Can you smell the irony yet?
That was certainly the case with a slot than ran on Australia’s ABC news this week. Watch the seven-minute video here:
Missing from the ABC’s piece is mention of sound quality. The one young fella who did allude to vinyl’s ‘vintage sound’ might have inadvertently been referring to qualities such as lack of transient definition, a paucity of dynamics and layer congeal as called out by DAR readers in a recent comparison of entry-level turntable needle-drop and a CD-ripped to FLAC. I’m not saying all vinyl playback is inferior to digital, just that you need to spend a fair chunk of cash to level the playing field.

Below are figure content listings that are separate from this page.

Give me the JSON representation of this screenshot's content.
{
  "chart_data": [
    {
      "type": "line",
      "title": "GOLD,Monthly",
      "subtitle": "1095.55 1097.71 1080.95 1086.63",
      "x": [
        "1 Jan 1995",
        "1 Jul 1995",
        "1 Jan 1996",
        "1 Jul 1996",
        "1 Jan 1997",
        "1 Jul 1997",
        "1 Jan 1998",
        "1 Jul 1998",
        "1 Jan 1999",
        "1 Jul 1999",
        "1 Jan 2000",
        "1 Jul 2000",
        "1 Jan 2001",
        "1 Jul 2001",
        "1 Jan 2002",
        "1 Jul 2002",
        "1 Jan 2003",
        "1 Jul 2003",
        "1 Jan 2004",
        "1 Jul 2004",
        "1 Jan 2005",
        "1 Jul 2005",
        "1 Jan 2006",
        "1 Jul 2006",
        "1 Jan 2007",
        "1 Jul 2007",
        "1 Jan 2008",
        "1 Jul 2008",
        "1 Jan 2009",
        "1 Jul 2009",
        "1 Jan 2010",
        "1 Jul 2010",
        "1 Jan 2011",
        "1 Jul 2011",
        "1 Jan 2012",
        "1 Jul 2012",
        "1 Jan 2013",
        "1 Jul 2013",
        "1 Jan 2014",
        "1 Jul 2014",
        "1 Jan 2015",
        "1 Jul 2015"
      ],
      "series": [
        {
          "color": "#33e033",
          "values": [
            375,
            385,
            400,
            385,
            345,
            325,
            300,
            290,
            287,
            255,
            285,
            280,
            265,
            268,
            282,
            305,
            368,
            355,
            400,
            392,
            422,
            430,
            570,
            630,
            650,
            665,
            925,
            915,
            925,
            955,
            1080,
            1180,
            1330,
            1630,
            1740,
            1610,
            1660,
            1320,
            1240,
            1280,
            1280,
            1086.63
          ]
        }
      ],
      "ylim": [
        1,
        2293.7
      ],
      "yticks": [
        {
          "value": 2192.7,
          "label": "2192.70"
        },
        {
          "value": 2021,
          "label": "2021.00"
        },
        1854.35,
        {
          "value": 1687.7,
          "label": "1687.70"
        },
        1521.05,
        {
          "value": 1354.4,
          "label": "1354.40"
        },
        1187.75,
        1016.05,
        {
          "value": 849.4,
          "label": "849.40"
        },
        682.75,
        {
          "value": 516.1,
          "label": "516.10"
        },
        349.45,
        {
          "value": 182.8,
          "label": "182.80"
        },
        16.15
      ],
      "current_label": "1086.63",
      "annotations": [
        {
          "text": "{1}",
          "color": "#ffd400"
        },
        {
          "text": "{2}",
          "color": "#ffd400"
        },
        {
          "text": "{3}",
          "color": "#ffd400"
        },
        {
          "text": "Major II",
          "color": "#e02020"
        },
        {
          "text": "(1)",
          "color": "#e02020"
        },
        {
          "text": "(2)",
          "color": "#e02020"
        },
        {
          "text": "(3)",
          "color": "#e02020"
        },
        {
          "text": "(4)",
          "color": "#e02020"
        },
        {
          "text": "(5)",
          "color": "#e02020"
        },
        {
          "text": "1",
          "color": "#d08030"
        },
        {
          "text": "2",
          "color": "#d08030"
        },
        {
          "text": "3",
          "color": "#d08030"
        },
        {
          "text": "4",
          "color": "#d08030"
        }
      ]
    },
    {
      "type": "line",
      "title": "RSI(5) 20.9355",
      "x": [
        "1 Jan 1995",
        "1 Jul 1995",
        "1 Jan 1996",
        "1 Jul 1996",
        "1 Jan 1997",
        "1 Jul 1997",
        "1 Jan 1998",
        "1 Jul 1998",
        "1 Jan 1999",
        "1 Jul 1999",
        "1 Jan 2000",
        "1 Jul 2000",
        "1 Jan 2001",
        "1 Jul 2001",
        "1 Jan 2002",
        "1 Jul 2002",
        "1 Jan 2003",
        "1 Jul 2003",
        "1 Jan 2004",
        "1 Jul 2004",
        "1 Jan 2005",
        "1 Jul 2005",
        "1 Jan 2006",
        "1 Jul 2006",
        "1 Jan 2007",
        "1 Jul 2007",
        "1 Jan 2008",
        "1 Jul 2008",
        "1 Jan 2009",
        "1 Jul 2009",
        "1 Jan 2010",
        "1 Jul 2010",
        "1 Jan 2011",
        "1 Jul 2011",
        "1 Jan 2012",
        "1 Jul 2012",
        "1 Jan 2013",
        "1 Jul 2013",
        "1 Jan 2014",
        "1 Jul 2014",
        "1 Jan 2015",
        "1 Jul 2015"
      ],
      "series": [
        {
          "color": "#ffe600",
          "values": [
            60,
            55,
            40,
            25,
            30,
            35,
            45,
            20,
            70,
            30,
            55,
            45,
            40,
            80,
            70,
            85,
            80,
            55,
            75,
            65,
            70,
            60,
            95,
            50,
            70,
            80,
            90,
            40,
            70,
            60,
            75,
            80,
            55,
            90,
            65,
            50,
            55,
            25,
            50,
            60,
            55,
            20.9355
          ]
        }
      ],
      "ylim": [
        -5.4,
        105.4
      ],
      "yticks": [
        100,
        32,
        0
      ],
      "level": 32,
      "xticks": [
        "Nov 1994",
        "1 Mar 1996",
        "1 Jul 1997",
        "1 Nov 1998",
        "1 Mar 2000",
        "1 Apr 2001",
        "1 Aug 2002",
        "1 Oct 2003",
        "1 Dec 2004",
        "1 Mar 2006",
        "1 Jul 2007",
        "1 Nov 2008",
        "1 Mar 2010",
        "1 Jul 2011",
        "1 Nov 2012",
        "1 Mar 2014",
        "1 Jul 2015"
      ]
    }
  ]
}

The ABC also tells us that young people are leading the charge with the vinyl revival. That’s certainly believable when looking at the best selling records of 2014: Jack White, Arctic Monkeys, Beck, Lana Del Rey and The Black Keys.
But why young people? Is it because they were raised on a diet of lossy encoding? Kids today don’t do CDs so listening to a record is likely their only exposure to lossless audio.
Furthermore, spinning a record is more likely to demand active – rather than passive – listening.
The video also features an older listener espousing the mantra that “It has to be vinyl!”. The cynic in me wonders if he’s simply falling victim to his own sense of nostalgia. It’s hard to sever the emotional connection to a format so deeply inked during one’s teenage years.
Where the two generations converge is with Gen Y’s perceived nostalgia for Gen X’s preferred format. And it’s no secret that nostalgia is a powerful motivator.
An emotional attachment to vinyl is why I keep coming back to the black stuff. Record stores feel like magical places where the hope of finding a lost treasure is what keeps punters flicking through the racks. This kind of narrative is as old as the format itself.
Interestingly, the vinyl pressing plant owner Paul Rigby featured in the video seems unsure if vinyl’s comeback will hold as a lasting trend. Maybe Neil Young was right about it being a ‘fashion statement’.
Whatever the reasons for record sales holding course to the up and up, it seems sound quality isn’t necessarily the primary contributing factor. As mentioned in the video, it could be because a record better connotes the value of music than a download? I can get behind that.
Waters muddy slightly when we see that it only takes one LP purchase per month to spend the same as a monthly subscription to Tidal Hifi or Qobuz Hifi, which grants the user access to a library of thousands of albums in lossless audio.
Sadly, it would appear that the mainstream press has a problem with digital audiophiles pursuing the ultimate in sound quality but they don’t apply the same logic to vinyl buyers. A desire to reach beyond the lossy encoding of Spotify with an technically inferior format is to be applauded whereas doing so in the digital realm isn’t.
Can you picture Yahoo’s David Pogue blind testing people’s ability to pick audible differences between a Pro-Ject Debut Carbon DC turntable + Schiit Mani phono stage and an iPhone? I can’t. That’s because there’s a double-standard at play in the mainstream press. Put simply, it’s this: if you buy a Rega RP1 you’re cool, but spend that same money on a Tidal Hifi subscription or Pono Player and you’re moron.
The air is so thick with irony you can taste it.
One final thought: the plural of vinyl is vinyl.